In many cases rEFInd can help with multibooting on the same drive (or different drives too, I guess). As with everything to do getting computers to boot, it may or may not work, depending on hardware, firmware, OSes, the number of pigeons in Australia, etc.
If you want to give it a try, on Fedora download the RPM from The rEFInd Boot Manager: Getting rEFInd. If you have GNOME Software or KDE Discover, you should just be able to double click on the .rpm and click install, not sure if dnfdragora or COSMIC Store support this. Otherwise something like sudo dnf install Downloads/refind-0.14.2-1.x86_64.rpm
should work.
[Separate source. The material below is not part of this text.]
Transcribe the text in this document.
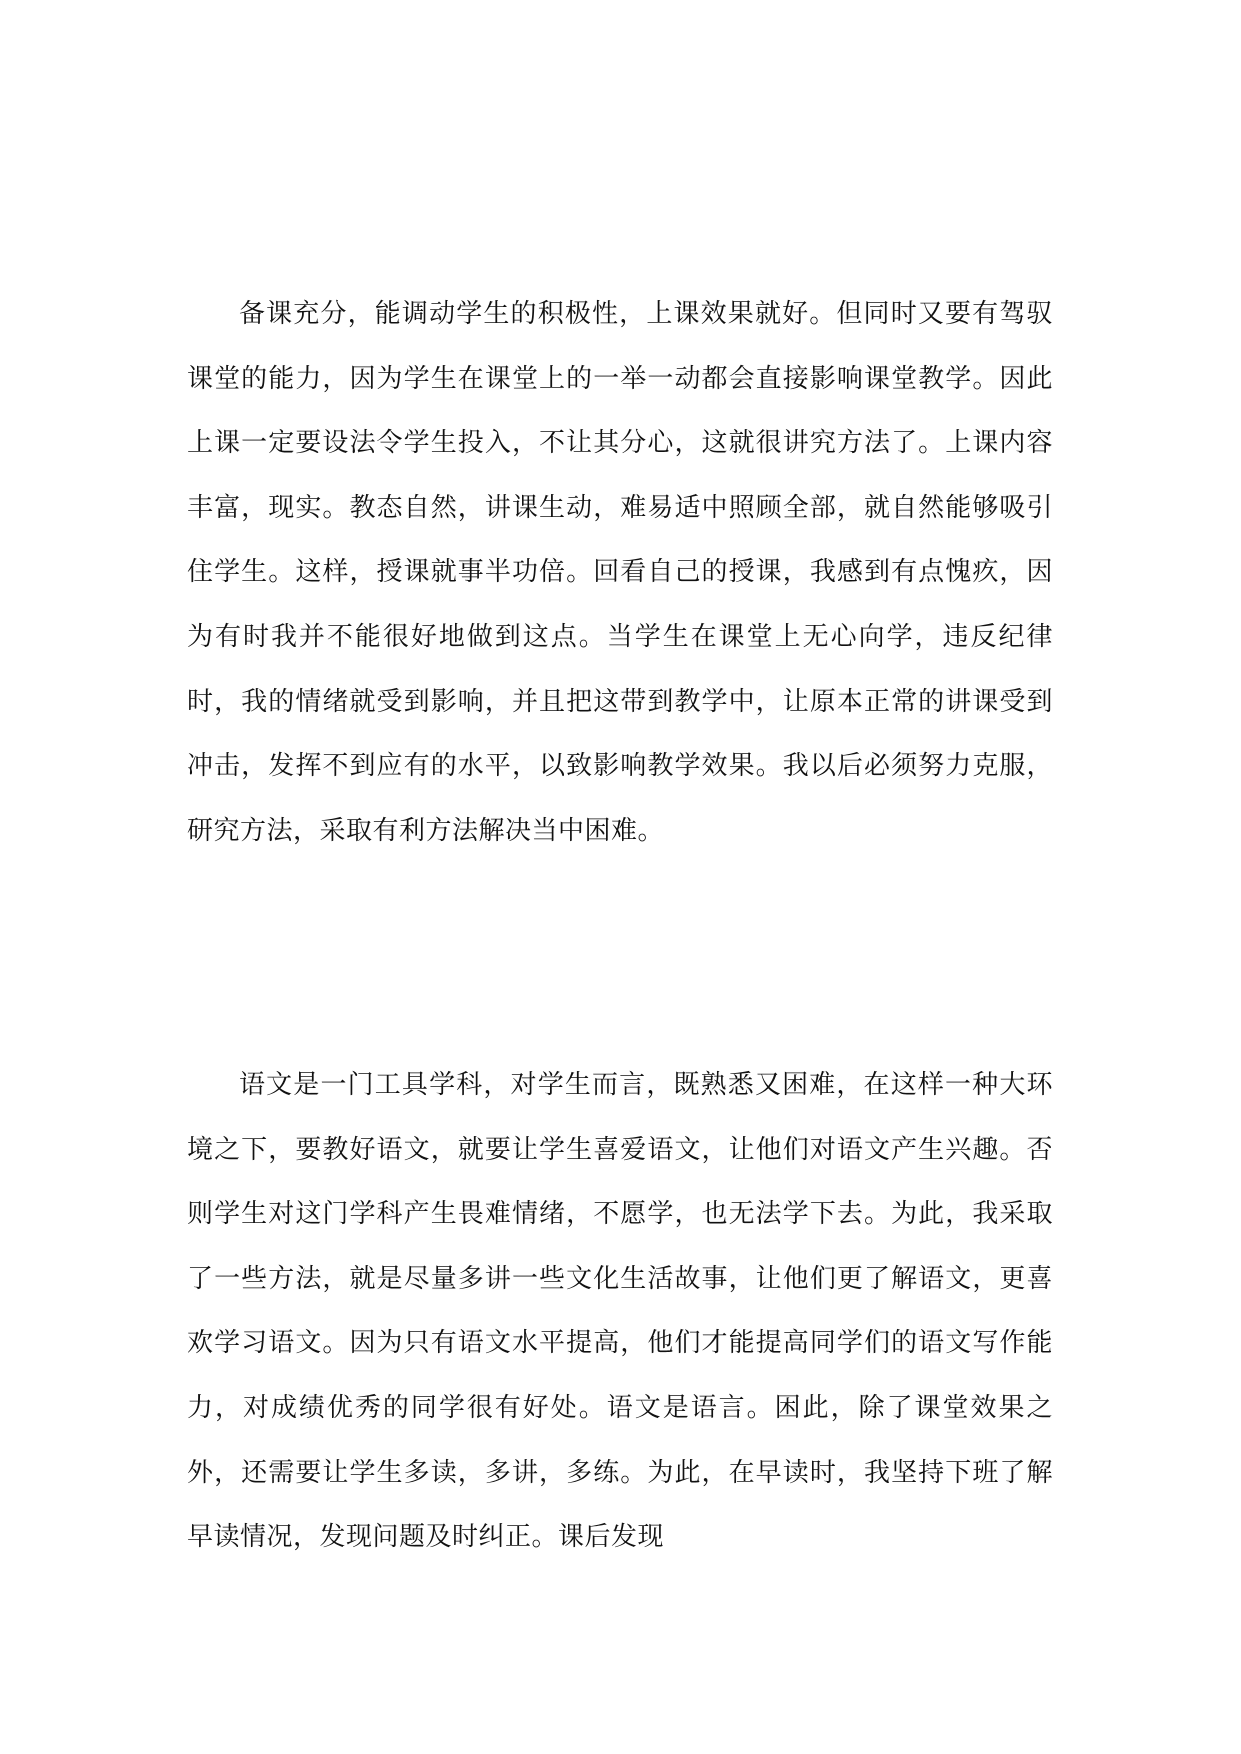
备课充分，能调动学生的积极性，上课效果就好。但同时又要有驾驭课堂的能力，因为学生在课堂上的一举一动都会直接影响课堂教学。因此上课一定要设法令学生投入，不让其分心，这就很讲究方法了。上课内容丰富，现实。教态自然，讲课生动，难易适中照顾全部，就自然能够吸引住学生。这样，授课就事半功倍。回看自己的授课，我感到有点愧疚，因为有时我并不能很好地做到这点。当学生在课堂上无心向学，违反纪律时，我的情绪就受到影响，并且把这带到教学中，让原本正常的讲课受到冲击，发挥不到应有的水平，以致影响教学效果。我以后必须努力克服，研究方法，采取有利方法解决当中困难。

语文是一门工具学科，对学生而言，既熟悉又困难，在这样一种大环境之下，要教好语文，就要让学生喜爱语文，让他们对语文产生兴趣。否则学生对这门学科产生畏难情绪，不愿学，也无法学下去。为此，我采取了一些方法，就是尽量多讲一些文化生活故事，让他们更了解语文，更喜欢学习语文。因为只有语文水平提高，他们才能提高同学们的语文写作能力，对成绩优秀的同学很有好处。语文是语言。困此，除了课堂效果之外，还需要让学生多读，多讲，多练。为此，在早读时，我坚持下班了解早读情况，发现问题及时纠正。课后发现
I think it’s supposed to setup everything just by installing the package, but if you don’t see refind when you reboot, you can try running refind-install
from Fedora.
If you see refind, when booting up, there will hopefully be a bunch of options to boot from. Look out for ones with vmlinuz in the label - this will allow you to boot the linux kernel directly, bypassing the nightmare that is grub. rEFInd has a tendency to show more options than necessary, so you may have to try a bunch of them to see what works.
Operating systems have a tendency to replace refind with grub or other things when installing, or sometimes even updating. In this case, just reinstall refind, which you can do from pretty much any operating system, or run the refind-mkdefault
script on an OS that has refind installed. And if you ever end up stuck in a grub menu, you can press c
to get to a grub shell, and then enter exit
which will hopefully return you to refind.
Good luck to fellow multibooters. You’ll need it :).